Jason O'Connor's, Ph.D. grant submission is titled 'Stop Fueling the Fire: A novel Approach to Protect the Brain from Inflammatory Damage'. 'Our research in both mouse models and postmortem human brain tissue, has identified the kynurenine pathway (KP) of tryptophan metabolism as one mechanism by which proinflammatory cytokines impair cognitive function and drive multiple behavioral symptoms of depression. Not surprisingly, these symptoms, which include disruption in executive function and working memory, increased anxiety, fatigue, diminished ability to experience pleasure and reduced motivation, among others, are often the most debilitating day-to-day consequences for affected individuals. The role of peripheral versus local brain kynurenine metabolism on the cognitive and behavioral effects of inflammation has yet to be thoroughly investigated. The experiments proposed in this application will utilize novel approaches to directly test the hypothesis that increases in peripheral kynurenine levels during inflammation serve as “fuel” for subsequent neurotoxic metabolite generation within the brain.', stated Dr. O'Connor.

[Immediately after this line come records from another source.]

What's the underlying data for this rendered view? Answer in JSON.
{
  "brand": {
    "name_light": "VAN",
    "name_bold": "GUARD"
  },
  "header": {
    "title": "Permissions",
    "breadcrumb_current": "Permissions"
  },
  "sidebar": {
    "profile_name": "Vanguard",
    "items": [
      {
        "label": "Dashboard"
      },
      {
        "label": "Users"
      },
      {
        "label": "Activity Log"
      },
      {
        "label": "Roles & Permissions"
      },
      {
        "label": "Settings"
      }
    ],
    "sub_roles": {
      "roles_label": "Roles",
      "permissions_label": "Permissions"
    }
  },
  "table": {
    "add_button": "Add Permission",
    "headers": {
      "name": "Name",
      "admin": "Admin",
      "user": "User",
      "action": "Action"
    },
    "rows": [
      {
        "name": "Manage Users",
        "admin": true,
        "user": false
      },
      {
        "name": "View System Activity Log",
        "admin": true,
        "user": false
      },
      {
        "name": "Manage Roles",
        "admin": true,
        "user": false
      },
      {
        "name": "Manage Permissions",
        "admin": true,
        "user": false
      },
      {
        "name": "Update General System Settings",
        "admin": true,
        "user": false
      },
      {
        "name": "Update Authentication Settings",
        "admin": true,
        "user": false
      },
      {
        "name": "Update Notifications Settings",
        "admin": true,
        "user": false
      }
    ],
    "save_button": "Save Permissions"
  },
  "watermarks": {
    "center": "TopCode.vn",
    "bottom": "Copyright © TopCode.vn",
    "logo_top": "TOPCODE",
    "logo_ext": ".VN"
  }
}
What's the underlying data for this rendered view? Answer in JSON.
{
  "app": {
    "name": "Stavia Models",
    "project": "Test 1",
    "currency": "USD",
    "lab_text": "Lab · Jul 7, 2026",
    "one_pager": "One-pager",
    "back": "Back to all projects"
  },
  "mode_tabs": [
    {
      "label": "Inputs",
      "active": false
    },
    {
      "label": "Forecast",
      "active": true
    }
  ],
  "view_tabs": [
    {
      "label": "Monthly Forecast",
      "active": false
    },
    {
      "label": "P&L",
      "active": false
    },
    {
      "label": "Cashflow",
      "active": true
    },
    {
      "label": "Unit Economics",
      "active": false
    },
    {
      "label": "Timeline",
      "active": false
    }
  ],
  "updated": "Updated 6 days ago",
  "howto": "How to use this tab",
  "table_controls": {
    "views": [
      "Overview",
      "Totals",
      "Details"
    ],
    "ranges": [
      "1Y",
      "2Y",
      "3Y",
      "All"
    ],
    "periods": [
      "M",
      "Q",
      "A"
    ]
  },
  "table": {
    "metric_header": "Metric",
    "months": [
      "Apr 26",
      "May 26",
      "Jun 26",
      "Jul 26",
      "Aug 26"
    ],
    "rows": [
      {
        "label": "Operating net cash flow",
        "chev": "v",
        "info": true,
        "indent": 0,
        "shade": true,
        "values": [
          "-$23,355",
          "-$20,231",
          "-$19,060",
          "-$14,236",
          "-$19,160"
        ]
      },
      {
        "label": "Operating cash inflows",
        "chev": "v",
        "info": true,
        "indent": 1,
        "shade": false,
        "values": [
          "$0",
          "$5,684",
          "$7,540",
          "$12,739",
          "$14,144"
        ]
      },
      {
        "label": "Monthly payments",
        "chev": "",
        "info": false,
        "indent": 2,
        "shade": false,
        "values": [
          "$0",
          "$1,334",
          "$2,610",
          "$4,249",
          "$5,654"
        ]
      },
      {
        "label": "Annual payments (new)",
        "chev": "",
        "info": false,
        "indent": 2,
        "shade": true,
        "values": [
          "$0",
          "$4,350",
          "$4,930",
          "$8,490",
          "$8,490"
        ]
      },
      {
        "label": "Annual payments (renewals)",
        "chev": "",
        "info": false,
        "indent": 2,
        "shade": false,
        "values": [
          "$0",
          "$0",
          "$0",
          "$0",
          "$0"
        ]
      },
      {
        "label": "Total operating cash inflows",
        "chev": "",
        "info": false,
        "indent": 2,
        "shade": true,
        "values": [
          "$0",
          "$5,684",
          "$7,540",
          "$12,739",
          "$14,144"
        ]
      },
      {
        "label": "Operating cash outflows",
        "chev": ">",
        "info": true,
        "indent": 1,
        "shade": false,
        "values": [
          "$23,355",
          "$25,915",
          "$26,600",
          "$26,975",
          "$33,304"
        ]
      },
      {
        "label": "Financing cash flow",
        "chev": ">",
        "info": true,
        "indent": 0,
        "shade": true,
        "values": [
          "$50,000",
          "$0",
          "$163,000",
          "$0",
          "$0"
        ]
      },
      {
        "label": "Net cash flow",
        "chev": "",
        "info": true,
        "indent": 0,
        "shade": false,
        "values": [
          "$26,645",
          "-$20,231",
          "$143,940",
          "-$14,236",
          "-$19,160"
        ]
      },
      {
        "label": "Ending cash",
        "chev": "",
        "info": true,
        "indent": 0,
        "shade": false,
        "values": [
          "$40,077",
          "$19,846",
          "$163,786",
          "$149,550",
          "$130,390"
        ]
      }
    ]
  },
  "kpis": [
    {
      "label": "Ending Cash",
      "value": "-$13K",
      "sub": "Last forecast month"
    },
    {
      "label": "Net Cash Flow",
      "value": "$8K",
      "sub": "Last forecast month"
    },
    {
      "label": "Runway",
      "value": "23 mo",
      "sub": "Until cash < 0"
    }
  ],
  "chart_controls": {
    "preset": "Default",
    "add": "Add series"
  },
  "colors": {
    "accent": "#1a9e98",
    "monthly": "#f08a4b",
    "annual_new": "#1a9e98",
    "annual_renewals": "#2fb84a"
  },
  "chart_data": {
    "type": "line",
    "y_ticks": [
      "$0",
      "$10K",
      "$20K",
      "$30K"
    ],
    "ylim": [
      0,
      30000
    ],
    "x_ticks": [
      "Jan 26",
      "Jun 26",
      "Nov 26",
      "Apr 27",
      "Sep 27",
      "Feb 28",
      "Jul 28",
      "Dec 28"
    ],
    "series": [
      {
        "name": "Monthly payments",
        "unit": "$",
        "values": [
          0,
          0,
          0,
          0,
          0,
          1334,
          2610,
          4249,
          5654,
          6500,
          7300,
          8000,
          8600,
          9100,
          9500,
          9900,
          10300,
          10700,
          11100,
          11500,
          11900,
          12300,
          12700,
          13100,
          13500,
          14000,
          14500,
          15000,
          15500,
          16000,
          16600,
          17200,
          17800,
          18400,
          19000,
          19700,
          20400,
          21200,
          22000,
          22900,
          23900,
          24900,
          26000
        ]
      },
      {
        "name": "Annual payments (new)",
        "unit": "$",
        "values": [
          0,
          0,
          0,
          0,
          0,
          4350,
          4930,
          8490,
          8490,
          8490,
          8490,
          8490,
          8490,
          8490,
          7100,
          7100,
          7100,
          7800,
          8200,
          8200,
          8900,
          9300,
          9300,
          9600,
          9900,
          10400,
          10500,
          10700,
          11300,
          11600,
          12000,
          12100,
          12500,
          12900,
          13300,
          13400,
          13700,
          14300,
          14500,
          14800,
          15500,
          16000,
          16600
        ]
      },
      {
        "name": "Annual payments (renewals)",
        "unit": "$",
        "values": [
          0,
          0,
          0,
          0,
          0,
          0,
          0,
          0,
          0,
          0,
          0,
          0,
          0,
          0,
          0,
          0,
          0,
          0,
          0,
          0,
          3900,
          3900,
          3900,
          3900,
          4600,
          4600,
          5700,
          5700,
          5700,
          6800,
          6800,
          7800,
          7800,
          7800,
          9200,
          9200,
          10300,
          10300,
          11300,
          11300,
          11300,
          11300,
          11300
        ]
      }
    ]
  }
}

Gek-Ming Sia's, Ph.D. grant submission is titled 'Potentiating synapse formation as a novel therapeutic approach for brain disease'. Dr. Sia commented; 'We are testing to see if application of a synapse-boosting protein will be therapeutic in brain diseases which are characterized by loss of synapses. To start with, we will focus on mouse models of Alzheimer’s disease, using mouse genetics combined with opto/chemo-genetics to see if specific brain circuits impacted by AD can be rewired by the administration of synapse-boosting proteins, and whether that will lead to symptomatic relief.'

Congratulations Dr.'s Giuffrida, O'Connor and Sia!!!